What am I doing on the Twitch streaming site? Isn’t that where video gamers go to show everyone how good they are at video games by live-streaming their video gaming to the world?
Well, yes it is. But Twitch can be much more, even if it didn’t intend to be. So I’m using it as part of my teaching this fall.
See Part II of this post for some technical details of my setup.
Streaming is nothing more than a form of broadcasting. Most Twitch users broadcast audio and video of video games they’re playing, live. Many also overlay an audio and/or video stream of themselves to capture their narrations and reactions, and — this is where it gets really interesting — also a live text chat stream where they and their viewers can interact in real time.
Most Twitch streams are categorized by the video game being played. So if you’re interested in watching someone play Fortnite, for instance, you can find any number of live Fortnite players streaming their gameplay at any time of day. Streams from popular Twitch gamers can garner thousands of viewers and more at each live session.
But one of the fastest-growing categories on Twitch isn’t tagged to a video game at all, but rather to the game of life. IRL (In Real Life) is a category where streamers invite viewers to their everyday lives, creating opportunities for the public to interact with them in everyday situations in real time. It’s exactly as mundane and exactly as potentially salacious as you imagine.

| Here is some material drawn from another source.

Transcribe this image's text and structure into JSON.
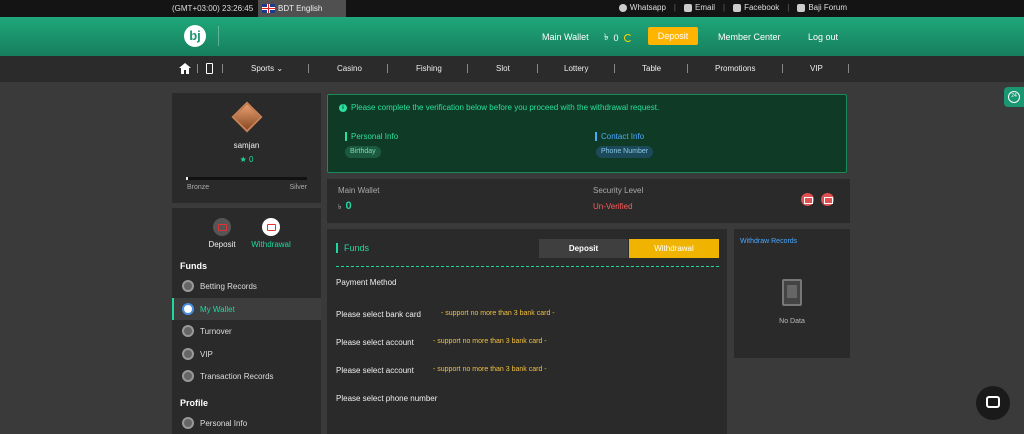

But if Twitch is big enough for both international e-sports tournaments, Truman Show-esque acts of public self-puppetry, and even an evangelical Christian church community, surely IRL is big enough for teaching and learning.
After all, In Real Life is where our students learn, every day, whether they’re in our physical classrooms or our virtual ones. D. Bob Gowin’s first rule of educating (or at least the first line of his book Educating) applies:
Begin in the middle.
That’s where our students enter every learning space – in the middle of their Real Life and the middle of their understandings of it. And it’s definitely where Twitch has come to live — in the middle of internet culture, with all the pitfalls and potential that offers.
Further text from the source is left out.